Revisiting the Effect of Brexit

The decision to leave the European Union has significantly shaped the UK economic landscape since the 2016 referendum. Over the ensuing years, the United Kingdom has experienced an economic environment characterised by low growth and, since the Covid-19 pandemic, high inflation. As we approach the fourth anniversary of the official departure from the European Union, we are better able to assess its impact on the economy.

Pub. Date
16 November, 2023

Main points

  • The United Kingdom has experienced slower economic growth following the global financial crisis and its exit from the European Union. Our estimates suggest that had the post-2010 trends been sustained, real income and private consumption per capita could have been 8-9 per cent and 11-12 per cent higher than current figures, respectively.

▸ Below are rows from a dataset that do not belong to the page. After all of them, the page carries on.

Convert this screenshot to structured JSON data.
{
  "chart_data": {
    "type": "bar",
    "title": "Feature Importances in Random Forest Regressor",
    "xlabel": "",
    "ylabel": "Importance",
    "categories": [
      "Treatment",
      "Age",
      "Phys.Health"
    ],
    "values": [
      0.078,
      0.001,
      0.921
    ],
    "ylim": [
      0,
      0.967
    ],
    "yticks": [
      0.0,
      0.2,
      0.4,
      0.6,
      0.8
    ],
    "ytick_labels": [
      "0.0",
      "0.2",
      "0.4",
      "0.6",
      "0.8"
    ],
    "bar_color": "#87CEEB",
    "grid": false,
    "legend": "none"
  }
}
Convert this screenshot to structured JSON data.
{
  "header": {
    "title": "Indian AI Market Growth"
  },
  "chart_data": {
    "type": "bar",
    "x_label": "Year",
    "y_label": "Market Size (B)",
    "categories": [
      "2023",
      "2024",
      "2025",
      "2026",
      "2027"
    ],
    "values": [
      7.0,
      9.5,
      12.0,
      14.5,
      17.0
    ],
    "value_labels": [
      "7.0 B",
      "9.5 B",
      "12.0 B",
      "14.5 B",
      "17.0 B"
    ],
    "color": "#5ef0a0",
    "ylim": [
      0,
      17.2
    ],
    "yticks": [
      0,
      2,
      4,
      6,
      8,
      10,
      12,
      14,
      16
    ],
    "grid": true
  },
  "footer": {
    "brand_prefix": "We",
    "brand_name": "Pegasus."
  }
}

  • The difference between pre-pandemic trends and the current outlook cannot be solely ascribed to Brexit, considering the substantial economic disruptions caused by the Covid-19 pandemic and the Russia-Ukraine conflict in the post-Brexit era. A model-based approach is required to help identify the effect of Brexit on UK economic performance amongst these other factors.

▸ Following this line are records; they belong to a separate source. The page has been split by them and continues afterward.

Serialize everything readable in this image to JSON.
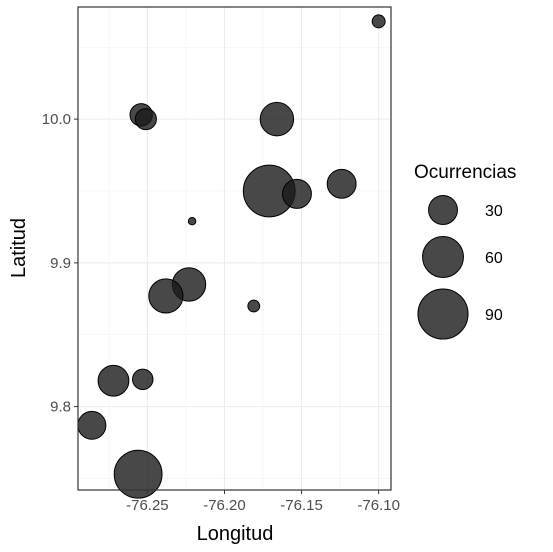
{
  "chart_data": {
    "type": "scatter",
    "title": "",
    "xlabel": "Longitud",
    "ylabel": "Latitud",
    "xlim": [
      -76.295,
      -76.092
    ],
    "ylim": [
      9.742,
      10.078
    ],
    "x_ticks": [
      -76.25,
      -76.2,
      -76.15,
      -76.1
    ],
    "x_tick_labels": [
      "-76.25",
      "-76.20",
      "-76.15",
      "-76.10"
    ],
    "y_ticks": [
      9.8,
      9.9,
      10.0
    ],
    "y_tick_labels": [
      "9.8",
      "9.9",
      "10.0"
    ],
    "grid": true,
    "point_color": "#1a1a1a",
    "point_opacity": 0.8,
    "points": [
      {
        "x": -76.1,
        "y": 10.068,
        "size": 6
      },
      {
        "x": -76.254,
        "y": 10.003,
        "size": 18
      },
      {
        "x": -76.251,
        "y": 10.0,
        "size": 16
      },
      {
        "x": -76.166,
        "y": 10.0,
        "size": 40
      },
      {
        "x": -76.171,
        "y": 9.95,
        "size": 96
      },
      {
        "x": -76.153,
        "y": 9.948,
        "size": 30
      },
      {
        "x": -76.124,
        "y": 9.955,
        "size": 30
      },
      {
        "x": -76.221,
        "y": 9.929,
        "size": 2
      },
      {
        "x": -76.223,
        "y": 9.885,
        "size": 40
      },
      {
        "x": -76.238,
        "y": 9.877,
        "size": 42
      },
      {
        "x": -76.181,
        "y": 9.87,
        "size": 5
      },
      {
        "x": -76.272,
        "y": 9.818,
        "size": 34
      },
      {
        "x": -76.253,
        "y": 9.819,
        "size": 15
      },
      {
        "x": -76.286,
        "y": 9.787,
        "size": 28
      },
      {
        "x": -76.256,
        "y": 9.753,
        "size": 82
      }
    ],
    "legend": {
      "title": "Ocurrencias",
      "position": "right",
      "entries": [
        {
          "label": "30",
          "size": 30
        },
        {
          "label": "60",
          "size": 60
        },
        {
          "label": "90",
          "size": 90
        }
      ]
    }
  }
}
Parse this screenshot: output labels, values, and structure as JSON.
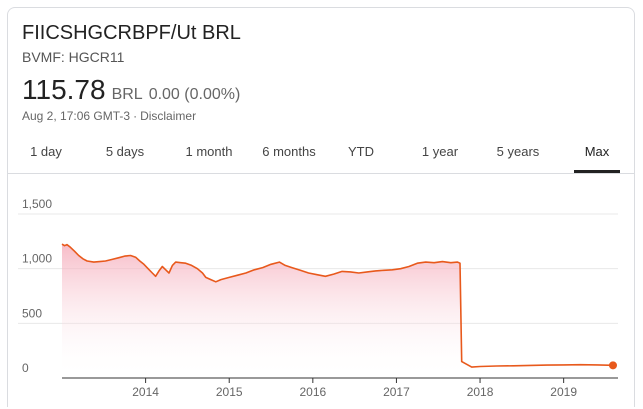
{
  "header": {
    "title": "FIICSHGCRBPF/Ut BRL",
    "exchange": "BVMF: HGCR11",
    "price": "115.78",
    "currency": "BRL",
    "change": "0.00 (0.00%)",
    "timestamp": "Aug 2, 17:06 GMT-3",
    "separator": "·",
    "disclaimer": "Disclaimer"
  },
  "tabs": [
    {
      "label": "1 day"
    },
    {
      "label": "5 days"
    },
    {
      "label": "1 month"
    },
    {
      "label": "6 months"
    },
    {
      "label": "YTD"
    },
    {
      "label": "1 year"
    },
    {
      "label": "5 years"
    },
    {
      "label": "Max",
      "active": true
    }
  ],
  "colors": {
    "line": "#e8591c",
    "fill_top": "#f4a5b5",
    "fill_bottom": "#ffffff",
    "grid": "#e8e8e8",
    "axis": "#333333"
  },
  "chart_data": {
    "type": "area",
    "title": "",
    "xlabel": "",
    "ylabel": "",
    "ylim": [
      0,
      1500
    ],
    "xlim": [
      2013.0,
      2019.65
    ],
    "y_ticks": [
      "0",
      "500",
      "1,000",
      "1,500"
    ],
    "y_tick_values": [
      0,
      500,
      1000,
      1500
    ],
    "x_ticks": [
      "2014",
      "2015",
      "2016",
      "2017",
      "2018",
      "2019"
    ],
    "x_tick_values": [
      2014,
      2015,
      2016,
      2017,
      2018,
      2019
    ],
    "grid": true,
    "series": [
      {
        "x": [
          2013.0,
          2013.03,
          2013.06,
          2013.1,
          2013.15,
          2013.2,
          2013.25,
          2013.3,
          2013.38,
          2013.45,
          2013.52,
          2013.6,
          2013.68,
          2013.75,
          2013.82,
          2013.88,
          2013.93,
          2013.98,
          2014.03,
          2014.08,
          2014.12,
          2014.16,
          2014.2,
          2014.24,
          2014.28,
          2014.32,
          2014.36,
          2014.42,
          2014.48,
          2014.55,
          2014.62,
          2014.68,
          2014.72,
          2014.78,
          2014.84,
          2014.9,
          2015.0,
          2015.1,
          2015.2,
          2015.3,
          2015.4,
          2015.5,
          2015.6,
          2015.67,
          2015.75,
          2015.85,
          2015.95,
          2016.05,
          2016.15,
          2016.25,
          2016.35,
          2016.45,
          2016.55,
          2016.65,
          2016.75,
          2016.85,
          2016.95,
          2017.05,
          2017.15,
          2017.25,
          2017.35,
          2017.45,
          2017.55,
          2017.65,
          2017.73,
          2017.76,
          2017.78,
          2017.9,
          2018.0,
          2018.2,
          2018.4,
          2018.6,
          2018.8,
          2019.0,
          2019.2,
          2019.4,
          2019.59
        ],
        "values": [
          1225,
          1210,
          1220,
          1195,
          1160,
          1120,
          1090,
          1070,
          1060,
          1065,
          1070,
          1085,
          1100,
          1115,
          1120,
          1105,
          1070,
          1040,
          1000,
          960,
          930,
          980,
          1020,
          990,
          960,
          1030,
          1060,
          1055,
          1050,
          1030,
          1000,
          960,
          920,
          900,
          880,
          900,
          920,
          940,
          960,
          990,
          1010,
          1040,
          1060,
          1030,
          1010,
          985,
          960,
          945,
          930,
          950,
          975,
          970,
          960,
          970,
          980,
          985,
          990,
          1000,
          1020,
          1050,
          1060,
          1055,
          1065,
          1055,
          1060,
          1050,
          150,
          100,
          105,
          110,
          112,
          115,
          118,
          120,
          122,
          120,
          115.78
        ]
      }
    ]
  }
}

  • As a point of departure, we revisit the impact of Brexit on the UK economy considering the EU-UK Trade and Cooperation Agreement (TCA). We have modelled several macroeconomic factors affecting the UK economy associated with the beginning of the TCA in 2021: a trade decline with the European Union and an associated reduction in the UK terms of trade, a reduction in productivity, and a permanent reduction in the willingness to invest in the United Kingdom. In addition, we assume agents in 2016 (i.e., once the referendum result was known) perfectly anticipated that these shocks would happen in 2021.
  • These estimates suggest that Brexit had already reduced UK real GDP relative to the baseline by just under one per cent in 2020 as consumers and businesses adapted their expectations even before the TCA came into force. Our estimates further suggest that three years after the transition period, UK real GDP is some 2-3 per cent lower due to Brexit, compared to a scenario where the United Kingdom retained EU membership. This corresponds to a per capita income loss of approximately £850.

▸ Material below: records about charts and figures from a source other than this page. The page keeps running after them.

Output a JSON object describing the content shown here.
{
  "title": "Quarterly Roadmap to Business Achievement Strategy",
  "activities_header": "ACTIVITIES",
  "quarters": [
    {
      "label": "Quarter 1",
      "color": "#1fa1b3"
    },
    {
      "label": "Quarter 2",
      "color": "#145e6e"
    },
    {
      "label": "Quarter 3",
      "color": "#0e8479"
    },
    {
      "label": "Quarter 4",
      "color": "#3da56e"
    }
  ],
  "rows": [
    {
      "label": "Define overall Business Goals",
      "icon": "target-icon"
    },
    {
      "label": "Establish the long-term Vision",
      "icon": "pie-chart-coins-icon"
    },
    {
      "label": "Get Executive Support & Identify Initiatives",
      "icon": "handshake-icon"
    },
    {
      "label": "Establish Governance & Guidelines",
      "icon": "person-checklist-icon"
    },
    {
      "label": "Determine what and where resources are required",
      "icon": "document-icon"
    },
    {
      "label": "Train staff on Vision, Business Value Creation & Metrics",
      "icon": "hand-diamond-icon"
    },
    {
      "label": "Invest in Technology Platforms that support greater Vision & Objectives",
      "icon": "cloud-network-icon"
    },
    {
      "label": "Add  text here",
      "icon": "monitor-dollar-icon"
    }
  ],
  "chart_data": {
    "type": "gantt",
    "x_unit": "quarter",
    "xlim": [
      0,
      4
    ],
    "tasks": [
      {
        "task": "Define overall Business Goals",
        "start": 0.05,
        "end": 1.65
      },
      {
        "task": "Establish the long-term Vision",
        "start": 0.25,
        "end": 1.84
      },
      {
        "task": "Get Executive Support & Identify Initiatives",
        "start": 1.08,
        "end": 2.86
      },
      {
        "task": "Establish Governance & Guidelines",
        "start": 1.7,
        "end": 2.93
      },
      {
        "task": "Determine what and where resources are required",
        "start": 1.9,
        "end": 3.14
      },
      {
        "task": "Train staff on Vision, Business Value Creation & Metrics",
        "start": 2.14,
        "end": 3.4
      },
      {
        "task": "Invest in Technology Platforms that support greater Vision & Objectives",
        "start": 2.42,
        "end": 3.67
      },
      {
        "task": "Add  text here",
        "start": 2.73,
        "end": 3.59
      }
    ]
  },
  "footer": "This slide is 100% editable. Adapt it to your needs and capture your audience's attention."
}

  • Our estimates indicate that the negative impact of Brexit gradually escalates, reaching some 5-6 per cent of GDP or about £2,300 per capita by 2035. The reduction in real incomes resulting from the fall in the UK terms of trade associated with changes in trading relations with the European Union and the fall in productivity are the largest contributors to the estimated reduction in real GDP, with each accounting for over 2.5 percentage points.